In the case of a pregnancy likely to pose a high risk of complications owing to the patient’s having lung disease, “it is important to involve a high-risk ob quickly,” Dr. Levine warned. “In some cases, termination poses less risk if performed early.”

Sunjay R. Devarajan, MD, assistant professor of pulmonary medicine and critical care, Baylor College of Medicine, Houston, has faced this issue in a state that has some of the most restrictive laws. Even when there is no debate about the necessity of a medically indicated abortion, he cautioned that abortion services are becoming harder to find.

“A recent patient who had a complicated unintentional pregnancy on our service had to go out of state for pregnancy termination,” Dr. Devarajan said. He noted that this option is not available to all women, particularly in states such as his own in which most bordering states also now have highly restrictive abortion laws.

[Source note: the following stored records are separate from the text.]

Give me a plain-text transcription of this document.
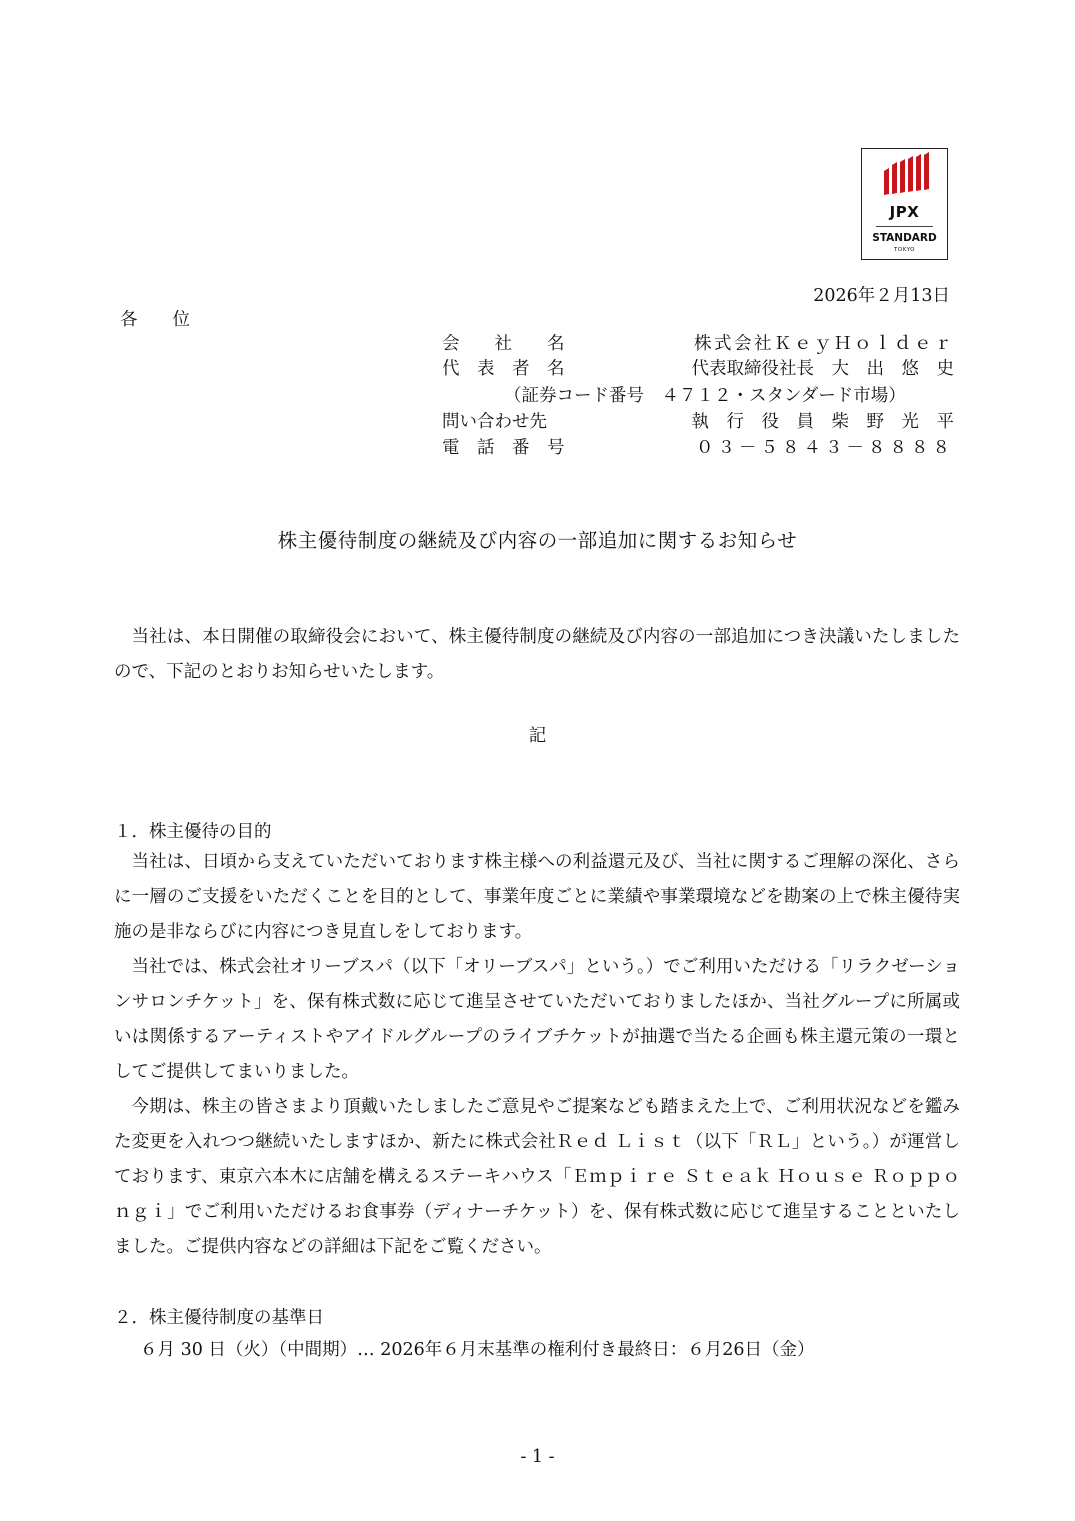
JPX
STANDARD
TOKYO
2026年２月13日
各　　位
会　　社　　名	株式会社ＫｅｙＨｏｌｄｅｒ
代　表　者　名	代表取締役社長　大　出　悠　史
（証券コード番号　４７１２・スタンダード市場）
問い合わせ先	執　行　役　員　柴　野　光　平
電　話　番　号	０３－５８４３－８８８８
株主優待制度の継続及び内容の一部追加に関するお知らせ

当社は、本日開催の取締役会において、株主優待制度の継続及び内容の一部追加につき決議いたしましたので、下記のとおりお知らせいたします。

記
１．株主優待の目的

当社は、日頃から支えていただいております株主様への利益還元及び、当社に関するご理解の深化、さらに一層のご支援をいただくことを目的として、事業年度ごとに業績や事業環境などを勘案の上で株主優待実施の是非ならびに内容につき見直しをしております。

当社では、株式会社オリーブスパ（以下「オリーブスパ」という。）でご利用いただける「リラクゼーションサロンチケット」を、保有株式数に応じて進呈させていただいておりましたほか、当社グループに所属或いは関係するアーティストやアイドルグループのライブチケットが抽選で当たる企画も株主還元策の一環としてご提供してまいりました。

今期は、株主の皆さまより頂戴いたしましたご意見やご提案なども踏まえた上で、ご利用状況などを鑑みた変更を入れつつ継続いたしますほか、新たに株式会社Ｒｅｄ Ｌｉｓｔ（以下「ＲＬ」という。）が運営しております、東京六本木に店舗を構えるステーキハウス「Ｅｍｐｉｒｅ Ｓｔｅａｋ Ｈｏｕｓｅ Ｒｏｐｐｏｎｇｉ」でご利用いただけるお食事券（ディナーチケット）を、保有株式数に応じて進呈することといたしました。ご提供内容などの詳細は下記をご覧ください。

２．株主優待制度の基準日
６月 30 日（火）（中間期）… 2026年６月末基準の権利付き最終日：６月26日（金）
- 1 -
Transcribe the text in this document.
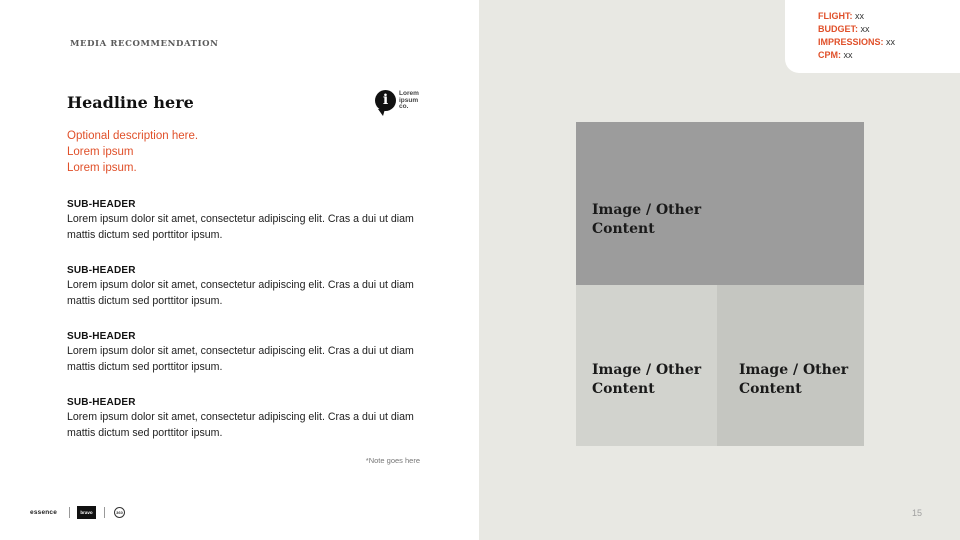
MEDIA RECOMMENDATION
Headline here	i	Lorem
ipsum
co.
Optional description here.
Lorem ipsum
Lorem ipsum.
SUB-HEADER
Lorem ipsum dolor sit amet, consectetur adipiscing elit. Cras a dui ut diam mattis dictum sed porttitor ipsum.
SUB-HEADER
Lorem ipsum dolor sit amet, consectetur adipiscing elit. Cras a dui ut diam mattis dictum sed porttitor ipsum.
SUB-HEADER
Lorem ipsum dolor sit amet, consectetur adipiscing elit. Cras a dui ut diam mattis dictum sed porttitor ipsum.
SUB-HEADER
Lorem ipsum dolor sit amet, consectetur adipiscing elit. Cras a dui ut diam mattis dictum sed porttitor ipsum.
*Note goes here
essence	bravo	360
FLIGHT: xx
BUDGET: xx
IMPRESSIONS: xx
CPM: xx
Image / Other
Content
Image / Other
Content
Image / Other
Content
15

On the basis of this experience, he is thinking more defensively. Now that clinicians can be drawn into legal proceedings even when pregnancy termination is indicated, he agreed that clinicians must become familiar with the local laws.

“We are doing better in managing pregnancies in women with serious lung diseases, but termination is still the prudent approach in some cases,” Dr. Devarajan said. He indicated that he considered the advice offered by Dr. Cohen helpful in avoiding complications for the patient and the physician.

Dr. Cohen, Dr. Levine, and Dr. Devarajan have disclosed no relevant financial relationships.

A version of this article first appeared on Medscape.com.